An open letter to a fresh cybersecurity hire
Congratulations on your first cybersecurity job! Whether you are just entering the workforce or pivoting to a new field, here are some inside tips that may help you succeed.
- Never say "that isn't my job". The colleagues I've seen advance and realize success in their cyber careers were willing to pitch in and help without regard to job description. This will be magnified if your employer is a smaller company, but the general idea is that companies and cultures are forged by the people who chip in and get things done. I used to teach this to new hires as "if you see something, clean something". I used an example of walking by the break area and seeing a spill, and not waiting for the maintenance crew to mop it up. I then talked about popping into a live system and noticing the hard drive was about to fill up, and not just ignoring it because it isn't your job. Always help grow and operate the business.
- Make friends throughout the company. In cybersecurity you are at a unique intersection across all departments, and you should not let this go to waste. In an entry level job you will often be fielding employee questions, complaints, alerts, or phish reports. Pick up the phone or Slack to get some context. Ask people about their daily tasks and what they do to keep the company moving. Learn about that remote field office in Wichita that was inherited during an acquisition in 1993, and meet Jane who still keeps that grain store running for the last farm left outside Scranton. Scooping up business context, history, and personal connections will massively amplify the value you bring and opportunities you recognize.
- Ask for forgiveness a lot. Every company will have a unique culture, and you certainly need to learn how to navigate it and your direct manager's personality. But in general the biggest accomplishments of my career all started with asking for forgiveness instead of permission. I'm not talking about asking forgiveness for violating corporate policy, plugging your personal Linux laptop into the corporate network, or hosting your incident management platform in your personal AWS account. Those are career-killing moves. I'm talking about asking forgiveness for booking a flight and visiting a newly acquired company without asking for permission. Forgiveness for installing a 75" flatscreen with live visualization of your security events in the break room. Forgiveness for having security awareness flyers printed and hanging them up yourself on the inside of the toilet stall doors. There are a lot of questions that get a "no" response simply because you asked.
- Live in a big world. Don't put blinders on and limit your professional circles to your coworkers. Meet your peers at competitor companies. Join information sharing groups and professional networks. Not allowed to? See number 3.
- Be humble. This can be easy when you are starting out and recognize how little you know, but even as you grow preface every bold statement with "I could be wrong, but...". Because we will be wrong - and frequently. Sometimes the environment we work in changes, and other times we were just wrong to begin with.

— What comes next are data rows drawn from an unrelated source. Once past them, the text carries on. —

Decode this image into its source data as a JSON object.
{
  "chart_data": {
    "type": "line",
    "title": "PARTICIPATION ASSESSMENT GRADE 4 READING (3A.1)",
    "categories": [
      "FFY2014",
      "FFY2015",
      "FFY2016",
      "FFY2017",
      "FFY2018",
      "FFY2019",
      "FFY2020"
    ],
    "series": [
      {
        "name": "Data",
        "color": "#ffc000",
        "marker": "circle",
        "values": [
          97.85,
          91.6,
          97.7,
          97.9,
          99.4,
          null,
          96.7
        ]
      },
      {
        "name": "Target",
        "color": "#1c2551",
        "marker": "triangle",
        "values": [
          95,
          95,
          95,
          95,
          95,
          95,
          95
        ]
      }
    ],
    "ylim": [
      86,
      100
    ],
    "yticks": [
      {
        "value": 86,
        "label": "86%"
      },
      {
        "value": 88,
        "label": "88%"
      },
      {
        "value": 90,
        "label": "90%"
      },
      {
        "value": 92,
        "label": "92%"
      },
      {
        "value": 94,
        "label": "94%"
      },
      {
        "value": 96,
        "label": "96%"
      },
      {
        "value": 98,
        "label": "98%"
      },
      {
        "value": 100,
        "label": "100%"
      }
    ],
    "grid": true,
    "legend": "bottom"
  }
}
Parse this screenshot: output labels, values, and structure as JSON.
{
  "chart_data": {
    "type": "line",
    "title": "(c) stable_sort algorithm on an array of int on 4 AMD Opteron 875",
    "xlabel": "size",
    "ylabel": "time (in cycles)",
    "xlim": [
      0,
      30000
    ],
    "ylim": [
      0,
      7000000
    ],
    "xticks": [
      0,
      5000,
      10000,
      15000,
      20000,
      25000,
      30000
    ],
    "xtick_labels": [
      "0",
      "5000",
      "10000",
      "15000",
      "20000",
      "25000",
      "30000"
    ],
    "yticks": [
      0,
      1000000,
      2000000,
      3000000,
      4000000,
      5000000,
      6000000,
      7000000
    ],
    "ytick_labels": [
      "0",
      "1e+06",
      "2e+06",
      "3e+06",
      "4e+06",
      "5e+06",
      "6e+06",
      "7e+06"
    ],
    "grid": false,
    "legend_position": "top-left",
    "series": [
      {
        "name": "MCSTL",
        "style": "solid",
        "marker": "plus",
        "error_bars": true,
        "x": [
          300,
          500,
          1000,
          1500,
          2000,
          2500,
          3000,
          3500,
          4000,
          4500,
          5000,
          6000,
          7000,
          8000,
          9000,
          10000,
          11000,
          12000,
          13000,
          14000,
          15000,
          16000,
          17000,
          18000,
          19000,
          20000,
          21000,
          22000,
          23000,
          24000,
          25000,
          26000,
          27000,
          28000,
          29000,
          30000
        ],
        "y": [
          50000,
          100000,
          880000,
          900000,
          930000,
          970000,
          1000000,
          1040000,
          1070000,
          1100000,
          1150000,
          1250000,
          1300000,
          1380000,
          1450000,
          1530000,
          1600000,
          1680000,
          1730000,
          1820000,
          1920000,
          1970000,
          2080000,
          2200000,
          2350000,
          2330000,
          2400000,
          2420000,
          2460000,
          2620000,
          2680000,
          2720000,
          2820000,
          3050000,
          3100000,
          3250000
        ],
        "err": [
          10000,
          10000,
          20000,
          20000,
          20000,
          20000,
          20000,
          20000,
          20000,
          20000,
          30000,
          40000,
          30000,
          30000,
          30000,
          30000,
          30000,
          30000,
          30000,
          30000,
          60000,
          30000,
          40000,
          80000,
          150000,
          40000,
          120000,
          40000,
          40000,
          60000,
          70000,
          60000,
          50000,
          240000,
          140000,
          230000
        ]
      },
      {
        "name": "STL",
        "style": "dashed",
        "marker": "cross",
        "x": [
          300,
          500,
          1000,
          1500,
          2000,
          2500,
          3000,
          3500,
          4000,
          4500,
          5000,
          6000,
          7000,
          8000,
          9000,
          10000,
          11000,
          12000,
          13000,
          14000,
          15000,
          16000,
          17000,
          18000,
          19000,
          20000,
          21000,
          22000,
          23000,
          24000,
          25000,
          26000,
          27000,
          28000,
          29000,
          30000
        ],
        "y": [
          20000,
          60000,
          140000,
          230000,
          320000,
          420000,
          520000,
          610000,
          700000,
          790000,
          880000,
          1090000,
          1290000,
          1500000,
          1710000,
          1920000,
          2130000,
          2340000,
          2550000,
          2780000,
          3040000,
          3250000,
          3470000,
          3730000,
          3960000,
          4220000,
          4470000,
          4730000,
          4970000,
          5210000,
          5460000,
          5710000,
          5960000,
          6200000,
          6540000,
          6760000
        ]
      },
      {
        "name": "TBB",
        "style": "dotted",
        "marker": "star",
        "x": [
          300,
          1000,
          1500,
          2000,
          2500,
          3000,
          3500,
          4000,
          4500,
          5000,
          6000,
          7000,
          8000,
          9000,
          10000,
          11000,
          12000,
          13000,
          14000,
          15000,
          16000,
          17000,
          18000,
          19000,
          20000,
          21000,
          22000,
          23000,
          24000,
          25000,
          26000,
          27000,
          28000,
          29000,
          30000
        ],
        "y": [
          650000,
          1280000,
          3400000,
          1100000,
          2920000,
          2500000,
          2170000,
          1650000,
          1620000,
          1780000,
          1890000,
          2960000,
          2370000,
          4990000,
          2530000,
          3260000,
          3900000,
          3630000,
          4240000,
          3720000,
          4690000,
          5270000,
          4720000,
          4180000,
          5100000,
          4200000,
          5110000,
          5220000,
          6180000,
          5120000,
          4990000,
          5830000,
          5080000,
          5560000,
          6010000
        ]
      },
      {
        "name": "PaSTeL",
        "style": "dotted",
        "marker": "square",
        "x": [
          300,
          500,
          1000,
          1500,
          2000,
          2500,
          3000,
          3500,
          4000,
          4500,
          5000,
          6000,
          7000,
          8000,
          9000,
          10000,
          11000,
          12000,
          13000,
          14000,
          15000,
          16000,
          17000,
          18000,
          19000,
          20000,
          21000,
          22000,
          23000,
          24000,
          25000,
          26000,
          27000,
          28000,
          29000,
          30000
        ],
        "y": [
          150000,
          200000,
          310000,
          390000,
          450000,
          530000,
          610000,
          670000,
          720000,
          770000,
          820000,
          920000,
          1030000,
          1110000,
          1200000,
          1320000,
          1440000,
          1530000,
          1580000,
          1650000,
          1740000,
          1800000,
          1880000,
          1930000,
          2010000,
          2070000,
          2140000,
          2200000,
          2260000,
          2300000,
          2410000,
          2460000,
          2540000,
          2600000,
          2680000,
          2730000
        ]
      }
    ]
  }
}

- Question everything. Most cybersecurity axioms are invalid groupthink memes that were foisted upon us. Writing a password on a post-it note? Not really so bad. Ransomware operators don't hang out in your cubicle, and the people that do are too scared of going to jail to do anything with them. Cleartext protocols are totally fine, and snooping on even a classic telnet session from your laptop in starbucks to an Internet-connected VAX server would take a Hans Gruber-caliber heist to break into AT&T's network and get in a position to capture packets. Strong passwords aren't saving anyone - they get captured in keystroke loggers just the same as short ones. Using public WiFi is 100% fine unless you are a dissident middle-east journalist and blindly accept certificate errors in your browser. If you find a group of security nerds all rolling our eyes the minute a particular topic comes up, take a minute to question it with a fresh viewpoint.
- It isn't China. It's a PC at a Chinese elementary school that has some malware on it that enrolled it in a botnet, or it is some vendor update server hosting legit code if it's what your IoT device is talking to. More specifically, don't chase the most sensational conclusions. The burden of proof rests upon the unusual.
- Never hoard. Always share your knowledge, data, and network of experts. Always invite help and welcome collaboration. If you are the only one who ever knows something, it will soon be be all you ever know. I've seen too many people work on the same legacy system for over 20 years because they hoarded that knowledge. Job security? Maybe? Career growth? Absolutely none.
- Treat people as you want them to be. Give people the benefit of the doubt, and expect great things out of them. People will often live up to the expectations you place on them.
- Finally, just be nice. Whether you are right or wrong, there is no place for being mean. Don't call out people in group meetings to prove how wrong they were. Let people save face by contacting them one on one sometimes. Remember that non-cyber coworkers are prized and paid for an equally noble skill that you are terrible at, and don't denigrate them for their weak ipv4 routing game.
Speaking of that... you have a strong ipv4 routing game.. right?